Asymmetric Multi Processing (AMP) refers to heterogeneous cores, heterogeneous software for each core or both. A Multi Core system has multiple CPUs, each of which may be a different architecture (heterogeneous multicore) or can be the same (homogeneous multicore).

Also, each core in a multicore system can run the same or different software.
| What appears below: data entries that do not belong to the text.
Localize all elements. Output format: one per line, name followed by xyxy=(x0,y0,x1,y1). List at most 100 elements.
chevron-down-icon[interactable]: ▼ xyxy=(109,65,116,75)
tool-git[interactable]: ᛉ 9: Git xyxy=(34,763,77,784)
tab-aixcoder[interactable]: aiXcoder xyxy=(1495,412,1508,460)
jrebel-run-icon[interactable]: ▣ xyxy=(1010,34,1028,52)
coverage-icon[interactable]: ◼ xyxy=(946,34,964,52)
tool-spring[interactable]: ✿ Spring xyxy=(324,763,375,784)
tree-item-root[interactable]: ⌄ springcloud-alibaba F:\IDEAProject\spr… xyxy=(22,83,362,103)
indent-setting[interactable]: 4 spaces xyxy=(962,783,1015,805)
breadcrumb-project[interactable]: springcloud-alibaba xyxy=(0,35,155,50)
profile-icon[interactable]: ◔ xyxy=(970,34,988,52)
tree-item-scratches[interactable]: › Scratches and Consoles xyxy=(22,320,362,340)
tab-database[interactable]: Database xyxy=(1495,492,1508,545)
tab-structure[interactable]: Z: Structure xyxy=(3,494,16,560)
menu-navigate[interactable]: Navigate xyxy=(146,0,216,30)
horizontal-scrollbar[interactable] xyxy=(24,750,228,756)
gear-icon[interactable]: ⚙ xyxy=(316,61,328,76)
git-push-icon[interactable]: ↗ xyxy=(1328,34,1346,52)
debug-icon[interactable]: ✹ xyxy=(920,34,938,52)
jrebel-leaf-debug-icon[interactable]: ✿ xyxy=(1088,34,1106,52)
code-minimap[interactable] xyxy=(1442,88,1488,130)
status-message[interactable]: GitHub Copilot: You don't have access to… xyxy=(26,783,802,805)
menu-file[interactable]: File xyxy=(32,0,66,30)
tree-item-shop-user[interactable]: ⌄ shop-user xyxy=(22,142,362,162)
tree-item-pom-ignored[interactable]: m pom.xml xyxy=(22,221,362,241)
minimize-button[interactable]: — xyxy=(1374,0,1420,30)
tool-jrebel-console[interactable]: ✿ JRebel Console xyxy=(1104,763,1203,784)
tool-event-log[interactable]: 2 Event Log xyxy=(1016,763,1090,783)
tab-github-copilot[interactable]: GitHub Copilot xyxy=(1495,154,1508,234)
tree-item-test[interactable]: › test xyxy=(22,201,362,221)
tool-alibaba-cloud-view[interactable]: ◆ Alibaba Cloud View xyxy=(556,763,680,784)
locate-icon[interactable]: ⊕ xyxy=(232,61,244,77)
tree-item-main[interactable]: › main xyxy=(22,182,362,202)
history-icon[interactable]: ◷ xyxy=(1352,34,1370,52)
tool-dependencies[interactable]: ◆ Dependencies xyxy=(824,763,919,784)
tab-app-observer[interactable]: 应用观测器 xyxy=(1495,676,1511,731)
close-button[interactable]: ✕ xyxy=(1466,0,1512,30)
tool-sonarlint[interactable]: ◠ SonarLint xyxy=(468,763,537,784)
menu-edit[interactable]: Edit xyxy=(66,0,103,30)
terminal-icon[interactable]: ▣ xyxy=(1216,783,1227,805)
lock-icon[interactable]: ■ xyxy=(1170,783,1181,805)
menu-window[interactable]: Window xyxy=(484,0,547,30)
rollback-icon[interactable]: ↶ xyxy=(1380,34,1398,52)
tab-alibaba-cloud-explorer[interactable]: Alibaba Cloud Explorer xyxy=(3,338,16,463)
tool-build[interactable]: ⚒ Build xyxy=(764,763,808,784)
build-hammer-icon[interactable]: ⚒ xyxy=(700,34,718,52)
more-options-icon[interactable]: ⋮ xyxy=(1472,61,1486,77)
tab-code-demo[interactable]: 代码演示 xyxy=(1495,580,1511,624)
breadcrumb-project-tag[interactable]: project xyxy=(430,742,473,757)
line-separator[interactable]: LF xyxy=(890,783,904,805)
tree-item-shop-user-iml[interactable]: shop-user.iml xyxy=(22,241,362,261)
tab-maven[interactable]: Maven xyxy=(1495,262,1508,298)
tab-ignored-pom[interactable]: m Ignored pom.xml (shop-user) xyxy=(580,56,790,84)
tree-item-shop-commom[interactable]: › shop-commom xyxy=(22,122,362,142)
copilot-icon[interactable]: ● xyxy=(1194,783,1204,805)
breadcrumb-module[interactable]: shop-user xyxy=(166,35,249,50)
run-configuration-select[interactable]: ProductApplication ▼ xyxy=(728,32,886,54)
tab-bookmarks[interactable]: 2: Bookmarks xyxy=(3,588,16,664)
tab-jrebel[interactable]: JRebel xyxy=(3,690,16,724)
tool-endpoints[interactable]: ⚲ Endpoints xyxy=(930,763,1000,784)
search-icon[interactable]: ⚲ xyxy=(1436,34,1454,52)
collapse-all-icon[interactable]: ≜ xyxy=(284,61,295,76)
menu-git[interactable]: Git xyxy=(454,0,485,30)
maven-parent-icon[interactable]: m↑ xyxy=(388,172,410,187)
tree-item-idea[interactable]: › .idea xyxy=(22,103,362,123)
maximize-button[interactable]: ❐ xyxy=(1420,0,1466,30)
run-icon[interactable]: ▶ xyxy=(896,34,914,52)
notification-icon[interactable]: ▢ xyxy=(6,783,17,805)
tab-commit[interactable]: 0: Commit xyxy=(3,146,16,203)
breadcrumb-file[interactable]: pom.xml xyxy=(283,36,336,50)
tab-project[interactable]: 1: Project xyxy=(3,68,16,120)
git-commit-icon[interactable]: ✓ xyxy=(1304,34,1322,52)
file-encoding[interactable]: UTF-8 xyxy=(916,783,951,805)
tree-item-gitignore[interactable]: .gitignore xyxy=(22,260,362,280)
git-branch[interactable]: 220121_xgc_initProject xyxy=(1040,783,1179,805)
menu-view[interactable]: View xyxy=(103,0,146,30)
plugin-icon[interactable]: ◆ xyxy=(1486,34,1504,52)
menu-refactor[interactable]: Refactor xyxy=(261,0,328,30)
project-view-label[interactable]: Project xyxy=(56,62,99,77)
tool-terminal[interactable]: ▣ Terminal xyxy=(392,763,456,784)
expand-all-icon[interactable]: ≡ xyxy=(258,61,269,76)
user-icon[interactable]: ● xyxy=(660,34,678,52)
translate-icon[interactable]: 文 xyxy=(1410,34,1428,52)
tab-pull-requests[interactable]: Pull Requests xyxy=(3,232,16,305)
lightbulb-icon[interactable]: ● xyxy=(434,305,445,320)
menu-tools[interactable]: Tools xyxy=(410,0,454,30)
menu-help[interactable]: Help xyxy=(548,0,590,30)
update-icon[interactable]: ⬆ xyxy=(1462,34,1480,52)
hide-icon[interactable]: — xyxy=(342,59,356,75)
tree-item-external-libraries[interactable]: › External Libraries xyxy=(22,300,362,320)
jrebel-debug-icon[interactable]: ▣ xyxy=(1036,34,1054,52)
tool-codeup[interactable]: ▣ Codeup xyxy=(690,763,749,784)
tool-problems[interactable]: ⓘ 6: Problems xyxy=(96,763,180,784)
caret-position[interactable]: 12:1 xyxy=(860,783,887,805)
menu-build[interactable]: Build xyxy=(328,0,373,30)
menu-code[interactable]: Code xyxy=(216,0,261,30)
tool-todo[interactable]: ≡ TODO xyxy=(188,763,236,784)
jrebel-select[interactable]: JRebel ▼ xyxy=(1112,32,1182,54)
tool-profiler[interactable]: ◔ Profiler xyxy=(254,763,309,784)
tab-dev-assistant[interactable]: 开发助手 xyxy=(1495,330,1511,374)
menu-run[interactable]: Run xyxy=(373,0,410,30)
If cores are different (heterogeneous) software will be different too, resulting in Asymmetric Multi Processing (AMP).

Most homogeneous systems use an Symmetric Multi Processing (SMP) software architecture, where a single operating system instance treats all processors equally, but an AMP architecture is also possible using heterogeneous software.

In many cases an AMP system is dessirable to get a real time (deterministic) operation without losing the benefits of an OS, for example: bare-metal or RTOS apps running on same cores and remainig cores running Linux.

An AMP system involves:

Multicore system (homogeneous or heterogeneous)
Heterogeneous software
Separate address space (program and data)
Communication facility between the CPUs

Read more about Asymmetric Multi Processing (AMP):

https://en.wikipedia.org/wiki/Asymmetric_multiprocessing

OpenAMP

http://www.multicore-association.org/workgroup/oamp.php

ToDo

In an AMP system shared resources are bottlenecks, in my examples bare-metal apps only use a GPIO port and Linux all other reources, avoiding access conflicts. In more complex aplications a beter resource access must be implemented.
Look at OpenAMP for an standard framework for LCM, IPC and resource sharing.

Life Cycle Management for bare metal must be improved, an idea is to use a no returning interrupt like reset. It needs MMU management in order to remap individual Core exception vectors.

Cross debug is also desirable, like to use OpenOCD from Linux to contact a remote gdb stub on bare-metal. May use rpi_stub, replacing UART comms with mailboxes or shared memory IPC.